Glogau, a San Francisco dermatologist. "Most women would find the prospect of

dying wrinkled a lot worse than the prospect of dying of dementia from

collagen," he says. "As long as they don't drop dead 30 seconds later, they'll

do it."

 

Dr. Wexler says vanity also trumps morality: "I've never had a patient ask

about

a kosher cow. I've never had a vegetarian model object to bovine collagen. I've

never had an animal rights activist object to cows getting killed for collagen.

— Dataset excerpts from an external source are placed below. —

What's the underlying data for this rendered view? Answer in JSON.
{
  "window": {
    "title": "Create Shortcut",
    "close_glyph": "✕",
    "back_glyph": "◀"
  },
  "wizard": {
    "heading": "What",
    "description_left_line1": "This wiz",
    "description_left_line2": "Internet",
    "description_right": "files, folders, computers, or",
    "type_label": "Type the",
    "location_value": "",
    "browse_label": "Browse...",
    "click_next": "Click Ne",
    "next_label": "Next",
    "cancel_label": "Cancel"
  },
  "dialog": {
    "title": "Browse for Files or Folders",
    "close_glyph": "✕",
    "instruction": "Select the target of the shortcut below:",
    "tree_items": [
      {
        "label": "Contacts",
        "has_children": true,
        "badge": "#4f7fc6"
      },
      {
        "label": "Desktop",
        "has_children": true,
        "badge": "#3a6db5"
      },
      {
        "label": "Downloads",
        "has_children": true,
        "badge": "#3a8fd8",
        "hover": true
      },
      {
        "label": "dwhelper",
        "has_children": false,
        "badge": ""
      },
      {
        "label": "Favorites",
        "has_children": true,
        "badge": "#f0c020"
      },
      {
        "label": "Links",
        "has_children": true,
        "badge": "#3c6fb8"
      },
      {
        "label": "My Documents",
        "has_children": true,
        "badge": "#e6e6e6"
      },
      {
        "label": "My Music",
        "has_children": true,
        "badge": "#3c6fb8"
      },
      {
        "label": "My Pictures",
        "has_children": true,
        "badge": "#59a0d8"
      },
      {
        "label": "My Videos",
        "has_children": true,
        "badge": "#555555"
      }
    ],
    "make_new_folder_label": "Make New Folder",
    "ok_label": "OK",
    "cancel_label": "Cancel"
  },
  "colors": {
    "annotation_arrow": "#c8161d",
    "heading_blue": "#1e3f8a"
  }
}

When it comes to cosmetic matters, women have a `Don't ask, don't tell me,

please!' policy."

 

The Queen of Fat injects herself with bovine collagen, and says she prefers the

cow product to alternative fillers — including one drawn from human cadavers,

which gets tested for H.I.V.

 

When her patients get antsy, she explains that the collagen comes from "a

closed

herd, a very elite club of cows. My patients want reassurance that they can go

on guilt-free and wrinkle-free. They're not looking for written testimonials."

 

Some beauty-seekers are, however. "One woman wanted to visit the herd," says

Arnold Klein, a Beverly Hills dermatologist.

 

Executives of the McGhan Medical Corporation, which supplies a large share of

the world's collagen, say it has 2,000 cows, a "primary herd" and a "backup

herd," on 2,000 acres on the California-Oregon border, that eat grain, breed

with each other and are slaughtered on-site.

 

But McGhan also has a biogenetically engineered human collagen waiting for

F.D.A. approval that may eventually supersede bovine collagen. The foreskin of

one infant boy — the son of a company executive, according to Dr. Klein — will

be engineered into a supply that will replicate endlessly and provide lips,

etc., for women all over the world ad infinitum. A bris to remember.

 

But until women can start injecting infant-boy foreskin into their faces, they

must confront the specter of being quarantined if they start drooling and

slobbering.

 

Tina Alster, a Washington dermatologist who gives herself bovine collagen

injections, is calm.

 

"I would rather be among the quarantined than on the outside of the ring," she

says. "Let everyone else look horrible."